One area in particular that I found fascinating was the new Elephant Mesa, which featured recreations of extinct animals that had once populated Southern California and many reminders to visitors about the endangered status of so much of our wildlife and of the planet itself. Not all the guests seemed impressed by the exhortations to “Conserve, Reuse, Recycle”—I heard one mutter something about how global warming was a hoax. But I appreciated the San Diego Zoo’s sense of mission. One of the things I loved about working at the Zoo was that the organization does genuinely good work. I found the exhibit a little eerie and somehow poignant, a reminder of how man has affected the environment and not always for the better, and how everything passes, regardless of how invulnerable and eternal it might seem.
I had an inspiration, but I didn’t have a story.
Then I read an article about Ocean Beach, a community where I’d spent a lot of time when I was younger. Ocean Beach is known for its tolerance and even embrace of alternative lifestyles. It was the first place I’d ever encountered a counter-culture, the first time I’d experienced that thrill of contacting something that felt slightly illicit, a little dangerous.
Also, OB was the beach where my family went most often when I was a kid, so I have a strong sense of nostalgia about the place as well.

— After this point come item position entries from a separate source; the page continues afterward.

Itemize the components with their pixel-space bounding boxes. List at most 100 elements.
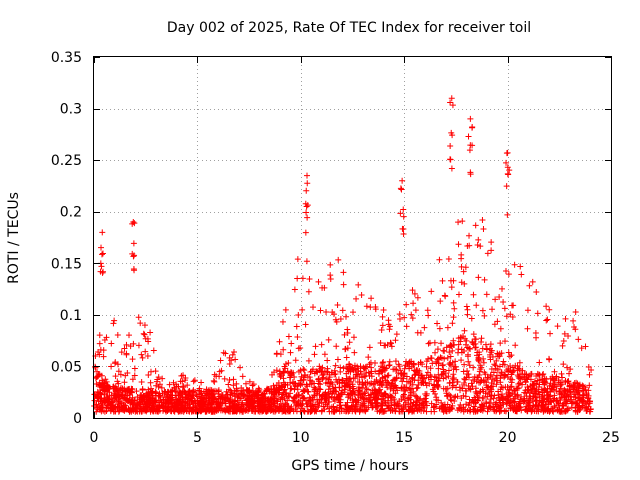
roti-point — [463, 387, 470, 394]
roti-point — [147, 394, 154, 401]
roti-point — [338, 405, 345, 412]
roti-point — [393, 366, 400, 373]
roti-point — [303, 381, 310, 388]
roti-point — [565, 332, 572, 339]
roti-point — [179, 384, 186, 391]
roti-point — [322, 389, 329, 396]
roti-point — [356, 388, 363, 395]
roti-point — [287, 372, 294, 379]
roti-point — [397, 375, 404, 382]
roti-point — [325, 376, 332, 383]
roti-point — [551, 392, 558, 399]
roti-point — [409, 315, 416, 322]
roti-point — [100, 268, 107, 275]
roti-point — [481, 369, 488, 376]
roti-point — [299, 388, 306, 395]
roti-point — [140, 330, 147, 337]
roti-point — [458, 357, 465, 364]
roti-point — [298, 402, 305, 409]
roti-point — [411, 290, 418, 297]
roti-point — [184, 382, 191, 389]
roti-point — [162, 400, 169, 407]
roti-point — [554, 323, 561, 330]
roti-point — [491, 321, 498, 328]
roti-point — [385, 379, 392, 386]
roti-point — [455, 241, 462, 248]
roti-point — [309, 366, 316, 373]
roti-point — [469, 124, 476, 131]
roti-point — [549, 407, 556, 414]
roti-point — [470, 331, 477, 338]
roti-point — [509, 364, 516, 371]
roti-point — [283, 401, 290, 408]
roti-point — [273, 351, 280, 358]
roti-point — [291, 386, 298, 393]
roti-point — [585, 395, 592, 402]
roti-point — [131, 252, 138, 259]
roti-point — [423, 392, 430, 399]
roti-point — [131, 267, 138, 274]
roti-point — [506, 353, 513, 360]
roti-point — [114, 331, 121, 338]
roti-point — [203, 406, 210, 413]
roti-point — [586, 371, 593, 378]
roti-point — [403, 301, 410, 308]
roti-point — [488, 347, 495, 354]
roti-point — [138, 392, 145, 399]
roti-point — [348, 402, 355, 409]
roti-point — [115, 368, 122, 375]
roti-point — [373, 399, 380, 406]
roti-point — [231, 393, 238, 400]
roti-point — [447, 353, 454, 360]
roti-point — [130, 240, 137, 247]
roti-point — [371, 359, 378, 366]
roti-point — [258, 399, 265, 406]
roti-point — [418, 408, 425, 415]
roti-point — [512, 342, 519, 349]
roti-point — [379, 400, 386, 407]
roti-point — [529, 278, 536, 285]
roti-point — [504, 149, 511, 156]
roti-point — [448, 165, 455, 172]
roti-point — [196, 385, 203, 392]
roti-point — [168, 388, 175, 395]
roti-point — [432, 390, 439, 397]
roti-point — [562, 377, 569, 384]
roti-point — [386, 326, 393, 333]
roti-point — [517, 263, 524, 270]
roti-point — [437, 298, 444, 305]
roti-point — [409, 287, 416, 294]
roti-point — [541, 404, 548, 411]
roti-point — [441, 348, 448, 355]
roti-point — [162, 388, 169, 395]
roti-point — [353, 295, 360, 302]
roti-point — [543, 317, 550, 324]
roti-point — [139, 397, 146, 404]
roti-point — [443, 385, 450, 392]
roti-point — [407, 392, 414, 399]
roti-point — [116, 407, 123, 414]
plot-frame — [93, 56, 612, 419]
roti-point — [408, 363, 415, 370]
roti-point — [344, 399, 351, 406]
roti-point — [145, 386, 152, 393]
roti-point — [118, 349, 125, 356]
roti-point — [337, 368, 344, 375]
roti-point — [526, 399, 533, 406]
roti-point — [567, 366, 574, 373]
roti-point — [394, 387, 401, 394]
roti-point — [304, 403, 311, 410]
roti-point — [393, 331, 400, 338]
roti-point — [471, 376, 478, 383]
roti-point — [112, 373, 119, 380]
roti-point — [484, 393, 491, 400]
roti-point — [400, 394, 407, 401]
roti-point — [461, 381, 468, 388]
roti-point — [470, 291, 477, 298]
roti-point — [469, 142, 476, 149]
roti-point — [464, 306, 471, 313]
roti-point — [493, 357, 500, 364]
roti-point — [130, 253, 137, 260]
roti-point — [177, 378, 184, 385]
roti-point — [246, 378, 253, 385]
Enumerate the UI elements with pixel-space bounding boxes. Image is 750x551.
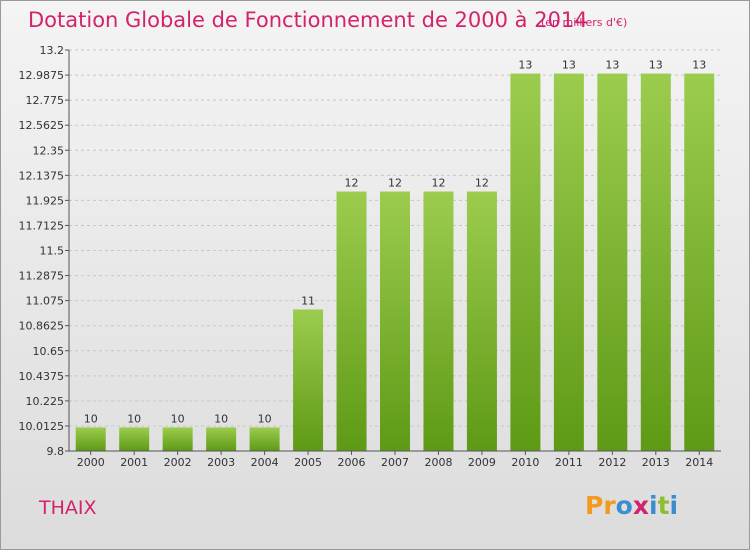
data-label: 13 <box>562 59 576 72</box>
x-tick-label: 2010 <box>511 456 539 469</box>
bar <box>553 73 584 452</box>
bar <box>293 309 324 451</box>
y-tick-label: 11.5 <box>40 245 65 258</box>
bar <box>466 191 497 451</box>
logo-letter: r <box>603 491 616 520</box>
data-label: 12 <box>431 177 445 190</box>
x-tick-label: 2005 <box>294 456 322 469</box>
y-tick-label: 12.1375 <box>19 169 65 182</box>
chart-title: Dotation Globale de Fonctionnement de 20… <box>28 8 588 32</box>
y-tick-label: 10.225 <box>26 395 65 408</box>
y-tick-label: 12.5625 <box>19 119 65 132</box>
y-tick-label: 13.2 <box>40 44 65 57</box>
bar <box>249 427 280 451</box>
x-tick-label: 2000 <box>77 456 105 469</box>
x-tick-label: 2012 <box>598 456 626 469</box>
bar <box>162 427 193 451</box>
data-label: 10 <box>258 412 272 425</box>
y-tick-label: 11.075 <box>26 295 65 308</box>
x-tick-label: 2014 <box>685 456 713 469</box>
logo-letter: i <box>669 491 679 520</box>
y-tick-label: 10.4375 <box>19 370 65 383</box>
x-tick-label: 2008 <box>424 456 452 469</box>
x-tick-label: 2002 <box>164 456 192 469</box>
logo-letter: x <box>632 491 649 520</box>
logo-letter: o <box>615 491 633 520</box>
x-tick-label: 2004 <box>251 456 279 469</box>
y-tick-label: 12.9875 <box>19 69 65 82</box>
y-tick-label: 11.7125 <box>19 219 65 232</box>
y-tick-label: 12.35 <box>33 144 65 157</box>
logo-letter: t <box>657 491 670 520</box>
x-tick-label: 2013 <box>642 456 670 469</box>
bar <box>510 73 541 452</box>
data-label: 12 <box>388 177 402 190</box>
data-label: 10 <box>214 412 228 425</box>
data-label: 13 <box>518 59 532 72</box>
x-tick-label: 2011 <box>555 456 583 469</box>
logo-letter: i <box>649 491 658 520</box>
y-tick-label: 10.65 <box>33 345 65 358</box>
data-label: 12 <box>345 177 359 190</box>
bar <box>640 73 671 452</box>
bar <box>206 427 237 451</box>
bar <box>75 427 106 451</box>
bar <box>423 191 454 451</box>
y-tick-label: 11.2875 <box>19 270 65 283</box>
data-label: 13 <box>692 59 706 72</box>
y-tick-label: 10.0125 <box>19 420 65 433</box>
x-tick-label: 2001 <box>120 456 148 469</box>
data-label: 12 <box>475 177 489 190</box>
y-tick-label: 11.925 <box>26 194 65 207</box>
bar <box>119 427 150 451</box>
y-tick-label: 12.775 <box>26 94 65 107</box>
y-tick-label: 10.8625 <box>19 320 65 333</box>
bar <box>684 73 715 452</box>
data-label: 13 <box>605 59 619 72</box>
bar <box>597 73 628 452</box>
data-label: 10 <box>127 412 141 425</box>
proxiti-logo: Proxiti <box>585 491 678 520</box>
y-tick-label: 9.8 <box>47 445 65 458</box>
data-label: 13 <box>649 59 663 72</box>
commune-name: THAIX <box>39 497 97 519</box>
bar <box>380 191 410 451</box>
logo-letter: P <box>585 491 604 520</box>
x-tick-label: 2003 <box>207 456 235 469</box>
x-tick-label: 2007 <box>381 456 409 469</box>
x-tick-label: 2006 <box>338 456 366 469</box>
data-label: 10 <box>171 412 185 425</box>
chart-unit: (en milliers d'€) <box>541 16 628 29</box>
data-label: 11 <box>301 294 315 307</box>
x-tick-label: 2009 <box>468 456 496 469</box>
data-label: 10 <box>84 412 98 425</box>
bar <box>336 191 367 451</box>
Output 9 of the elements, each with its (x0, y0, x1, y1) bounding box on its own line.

The article was about the controversy surrounding the latest generation of transients to make their way to Ocean Beach, the actions of one shopkeeper and the polarized responses of Ocean Beach residents. This resonated with me because I live in Venice Beach, where we have many of the same issues raised by a diverse homeless population and how best to respond to the very complicated issue of homelessness and the resulting impact on a community.
So, two inspirations. Still no story.
I kept thinking about “noir,” and what that meant to me. I determined that the essence of noir was, “A man/woman meets a man/woman who is no good for him/her, and bad things happen.”
Somehow, from all of this, I came up with the character of Kari, a young woman recovering from a traumatic brain injury, who is trying to rebuild her life while dealing with a horrific loss that she can’t even exactly remember.
The result of all this is “Don’t Feed The Bums,” one of fifteen stories included in Akashic’s SAN DIEGO NOIR. Maryelizabeth has done a fantastic job collecting a diverse group of stories that cover the complexity of “America’s Finest City,” with an incredible roster of authors—I’m honored to be included.